62. Öte yandan somut olayda ihlalin tespit edilmesinin başvurucunun uğradığı zararların giderilmesi bakımından yetersiz kalacağı açıktır. Dolayısıyla eski hâle getirme kuralı çerçevesinde ihlalin bütün sonuçlarıyla ortadan kaldırılabilmesi için kötü muamele yasağının ihlali nedeniyle yalnızca ihlal tespitiyle giderilemeyecek olan manevi zararları karşılığında başvurucuya net 20.000 TL manevi tazminat ödenmesine karar verilmesi gerekir.

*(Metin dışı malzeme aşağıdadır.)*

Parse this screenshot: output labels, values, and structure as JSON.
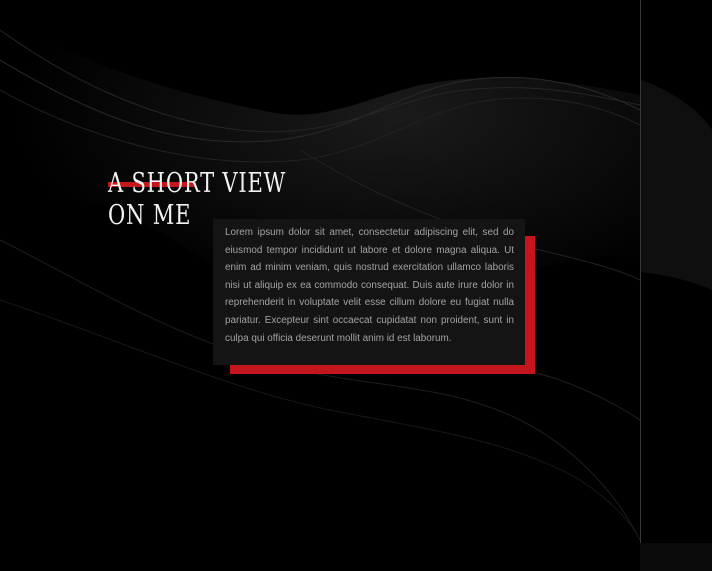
{
  "section": {
    "title_line_1": "A SHORT VIEW",
    "title_line_2": "ON ME"
  },
  "about": {
    "body": "Lorem ipsum dolor sit amet, consectetur adipiscing elit, sed do eiusmod tempor incididunt ut labore et dolore magna aliqua. Ut enim ad minim veniam, quis nostrud exercitation ullamco laboris nisi ut aliquip ex ea commodo consequat. Duis aute irure dolor in reprehenderit in voluptate velit esse cillum dolore eu fugiat nulla pariatur. Excepteur sint occaecat cupidatat non proident, sunt in culpa qui officia deserunt mollit anim id est laborum."
  },
  "colors": {
    "background": "#000000",
    "accent": "#c4161c",
    "card": "#141414",
    "body_text": "#a3a3a3",
    "title_text": "#f2f2f2"
  }
}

63. Anayasa Mahkemesinin maddi tazminata hükmedebilmesi için başvurucunun uğradığını iddia ettiği maddi zarar ile tespit edilen ihlal arasında illiyet bağı bulunmalıdır. Başvurucunun bu konuda herhangi bir belge sunmamış olması nedeniyle maddi tazminat talebinin reddine karar verilmesi gerekir.

64. 294,70 TL başvuru harcı ile 3.600 TL vekâlet ücretinden oluşan toplam 3.894,70 TL yargılama giderinin başvurucuya ödenmesine karar verilmesi gerekir.

VI. HÜKÜM

Açıklanan gerekçelerle;

A. Kötü muamele yasağının ihlal edildiğine ilişkin iddianın KABUL EDİLEBİLİR OLDUĞUNA,

B. Anayasa’nın 17. maddesinin üçüncü fıkrasında güvence altına alınan kötü muamele yasağının usul boyutunun İHLAL EDİLDİĞİNE,

C. Kararın bir örneğinin kötü muamele yasağının usule ilişkin boyutunun ihlalinin sonuçlarının ortadan kaldırılması için yeniden soruşturma yapılmak üzere İstanbul Cumhuriyet Başsavcılığına GÖNDERİLMESİNE,

D. Başvurucuya net 20.000 TL manevi tazminat ÖDENMESİNE, tazminata ilişkin diğer taleplerin REDDİNE,

E. 294,70 TL başvuru harcı ile 3.600 TL vekâlet ücretinden oluşan toplam 3.894,70 TL yargılama giderinin başvurucuya ÖDENMESİNE,

F. Ödemenin, kararın tebliğini takiben başvurucunun Hazine ve Maliye Bakanlığına başvuru tarihinden itibaren dört ay içinde yapılmasına, ödemede gecikme olması hâlinde bu sürenin sona erdiği tarihten ödeme tarihine kadar geçen süre için yasal FAİZ UYGULANMASINA

G. Kararın bir örneğinin Adalet Bakanlığına GÖNDERİLMESİNE 16/6/2021 tarihinde OYBİRLİĞİYLE karar verildi.